We’ve had many calls to our office asking about the recent changes in California’s vaccination laws. Parents are asking how the recent law affects their children. Here is information to help you understand the issue.
California citizens have had the right to claim either philosophical or religious exemption from mandatory vaccinations for school age children until now. (States have the right to determine their own laws regarding vaccination exemptions.) The new law which goes into effect July 2016 removes exemptions for philosophical and/or religious reasons thus mandating that all children be vaccinated.
Required vaccinations have become a controversial topic contrasting individual healthcare rights vs. public health and safety. The recent measles outbreak in CA demonstrated how there is less protection to the public when individuals choose not to vaccinate. Though long term negative outcomes are rare with illnesses like the measles, people with compromised immune systems are the ones at risk, and they may not be able to be vaccinated because of their health issues. So mandatory vaccination policy protects those who cannot be vaccinated.

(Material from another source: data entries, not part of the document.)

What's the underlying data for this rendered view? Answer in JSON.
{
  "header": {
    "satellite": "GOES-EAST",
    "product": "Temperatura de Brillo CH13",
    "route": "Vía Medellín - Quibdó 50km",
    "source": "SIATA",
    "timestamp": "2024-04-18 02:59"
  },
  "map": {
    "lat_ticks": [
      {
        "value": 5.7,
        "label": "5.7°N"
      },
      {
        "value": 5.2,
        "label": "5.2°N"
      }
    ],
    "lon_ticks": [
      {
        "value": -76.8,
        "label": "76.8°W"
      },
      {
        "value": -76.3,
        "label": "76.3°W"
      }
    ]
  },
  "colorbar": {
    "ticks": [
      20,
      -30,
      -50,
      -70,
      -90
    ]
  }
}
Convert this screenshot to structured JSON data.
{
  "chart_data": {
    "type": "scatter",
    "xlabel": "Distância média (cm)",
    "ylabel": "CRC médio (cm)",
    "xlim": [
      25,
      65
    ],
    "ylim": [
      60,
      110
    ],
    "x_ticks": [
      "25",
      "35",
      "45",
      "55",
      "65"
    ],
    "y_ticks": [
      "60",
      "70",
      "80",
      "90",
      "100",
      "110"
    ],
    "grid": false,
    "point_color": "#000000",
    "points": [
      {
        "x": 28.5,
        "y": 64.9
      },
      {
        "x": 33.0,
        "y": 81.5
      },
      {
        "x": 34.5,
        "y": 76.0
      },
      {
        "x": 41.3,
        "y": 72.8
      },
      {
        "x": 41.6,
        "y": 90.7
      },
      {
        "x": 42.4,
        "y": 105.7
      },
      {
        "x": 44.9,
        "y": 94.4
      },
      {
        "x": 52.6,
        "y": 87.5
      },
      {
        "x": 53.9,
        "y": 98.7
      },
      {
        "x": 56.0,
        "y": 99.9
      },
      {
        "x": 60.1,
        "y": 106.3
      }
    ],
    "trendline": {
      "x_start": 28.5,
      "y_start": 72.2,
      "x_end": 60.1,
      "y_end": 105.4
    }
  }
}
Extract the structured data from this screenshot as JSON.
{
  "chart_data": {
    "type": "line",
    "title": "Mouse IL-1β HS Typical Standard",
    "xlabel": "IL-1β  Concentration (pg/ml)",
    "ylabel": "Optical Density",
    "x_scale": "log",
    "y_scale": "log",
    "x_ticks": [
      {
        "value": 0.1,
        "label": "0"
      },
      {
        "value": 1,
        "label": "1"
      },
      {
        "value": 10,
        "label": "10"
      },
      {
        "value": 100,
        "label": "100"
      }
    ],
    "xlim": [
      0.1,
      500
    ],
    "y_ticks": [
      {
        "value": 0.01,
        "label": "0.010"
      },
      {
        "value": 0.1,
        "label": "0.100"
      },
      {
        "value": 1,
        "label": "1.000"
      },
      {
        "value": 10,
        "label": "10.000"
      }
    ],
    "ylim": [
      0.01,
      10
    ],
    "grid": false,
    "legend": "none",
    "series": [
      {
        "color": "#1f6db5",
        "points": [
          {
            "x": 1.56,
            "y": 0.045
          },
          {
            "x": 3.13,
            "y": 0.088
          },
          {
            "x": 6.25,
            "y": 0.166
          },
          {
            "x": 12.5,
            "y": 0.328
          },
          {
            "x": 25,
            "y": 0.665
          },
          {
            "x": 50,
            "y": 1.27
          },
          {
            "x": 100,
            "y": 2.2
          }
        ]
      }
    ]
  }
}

The contrasting issue is that some individuals have negative reactions to vaccinations and the long term effect of multiple vaccinations on the immune system is still unknown. When being exposed to a virus the immune system builds antibodies and has a complex immune response that will serve to protect the individual from that virus and similar viruses in the future. Vaccinations create a much more limited immune response and do not provide the future cross over protection to other viruses but they also prevent adverse reactions from infection.
In San Luis Obispo County some families who have chosen not to vaccinate their children have recently been denied care by pediatricians unless they agreed to vaccinate their children.
For decades the government has protected pharmaceutical companies from lawsuits for adverse reactions to vaccinations. Since the government mandates vaccination policy, they must protect the pharmaceutical companies from lawsuits. This policy limits what doctors can label as adverse reactions to vaccines thus preventing research on vaccination reactions and vaccinated populations vs. unvaccinated populations and their long term health outcomes.
I have worked with families from every religious and philosophical viewpoint, and I respect each family’s right to practice what they deem is good for their family. It is difficult to create political and health management laws that respect these individual rights while also caring for the general public’s health. The argument for public safety also needs to look at the long term effects of the cost of medical treatment for individuals who are negatively affected by vaccines.
This is a complex issue and cannot be simplified into right and wrong. The previous vaccination law enacted in 2014 handled the topic of exemption well by requiring parents to discuss vaccinations with their healthcare providers to discuss the risks and benefits to be able to make an informed decision about vaccinating.